A l’image d’une « personne » ou d’un malade désespéré et ruiné par les charlatans de l’automobile et leurs solutions abracadabrantesques, la « Lexus » a fini par être évacuée en Allemagne. A en croire M. Cheikh Loum Pouye, Dg de Finkone-Transit, il est fréquent de voir certains propriétaires, désespérés, faire évacuer leur voiture de luxe à l’étranger pour les besoins d’une réparation. « C’est comme pour toute autre marchandise ! Seulement, ce genre d’ ‘’évacuation automobile’’, comme vous l’appelez, se fait sous le régime dit de l’« Exportation temporaire avec réserve de retour ». Au départ du port de Dakar comme au retour, la voiture fait l’objet d’une visite technique au niveau de la douane. Parce qu’une fois retournée à Dakar, l’ « évacuée » ne paie que des droits et taxes calculés sur le coût des réparations ou des frais de pièces de rechange. Le tout sur la base d’une facture délivrée par le concessionnaire ou garagiste étranger » nous explique M. Pouye, expert en transit/manutention.

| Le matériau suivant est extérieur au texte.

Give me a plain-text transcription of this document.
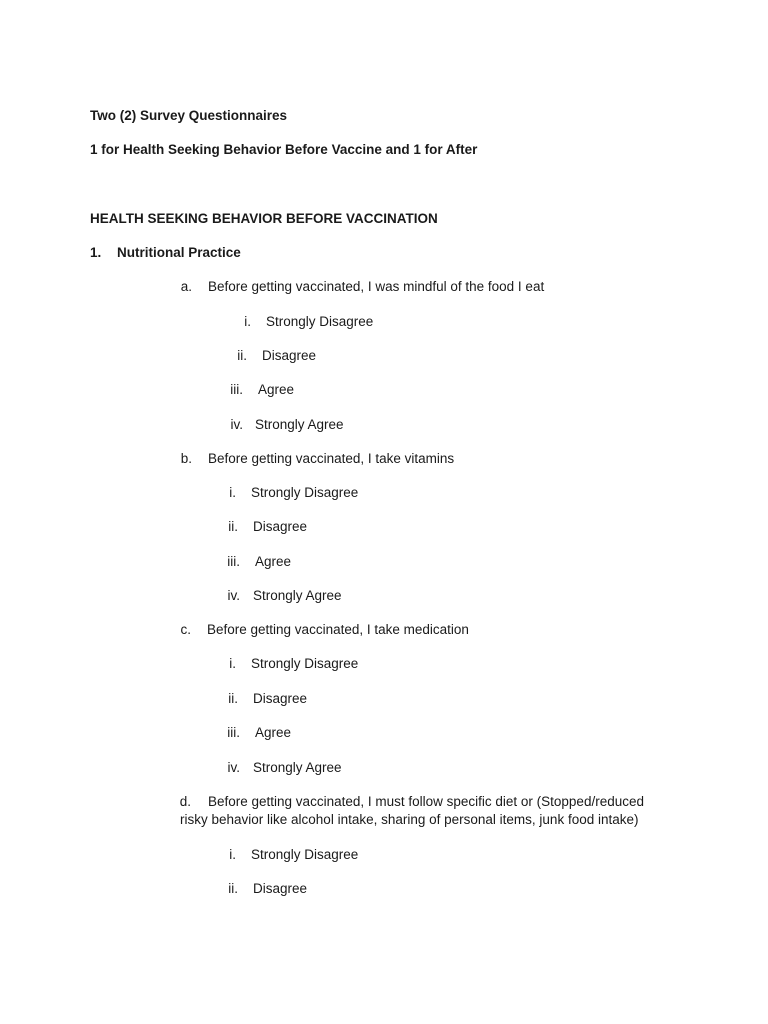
Two (2) Survey Questionnaires
1 for Health Seeking Behavior Before Vaccine and 1 for After
HEALTH SEEKING BEHAVIOR BEFORE VACCINATION
1. Nutritional Practice
a. Before getting vaccinated, I was mindful of the food I eat
i. Strongly Disagree
ii. Disagree
iii. Agree
iv. Strongly Agree
b. Before getting vaccinated, I take vitamins
i. Strongly Disagree
ii. Disagree
iii. Agree
iv. Strongly Agree
c. Before getting vaccinated, I take medication
i. Strongly Disagree
ii. Disagree
iii. Agree
iv. Strongly Agree
d. Before getting vaccinated, I must follow specific diet or (Stopped/reduced
risky behavior like alcohol intake, sharing of personal items, junk food intake)
i. Strongly Disagree
ii. Disagree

Outre cette « Lexus », on nous révèle également l’évacuation de cette capricieuse « BMW x 5 » dotée d’une boite à vitesse à gestion électronique. A en croire A. Nd, un réputé mécanicien ayant pignon sur la Vdn à Dakar, un mystérieux dysfonctionnement de la boite de vitesse a paralysé tout le système électronique de la voiture. « Et comme le propriétaire ne fait pas confiance à l’expertise locale qui tardait à dépanner sa voiture de luxe, il a préféré l’évacuer tout récemment en Allemagne » nous a expliqué le mécano tout en précisant que la plupart des voitures évacuées et sauvées à l’étranger ne sont pas des modèles commercialisés au Sénégal.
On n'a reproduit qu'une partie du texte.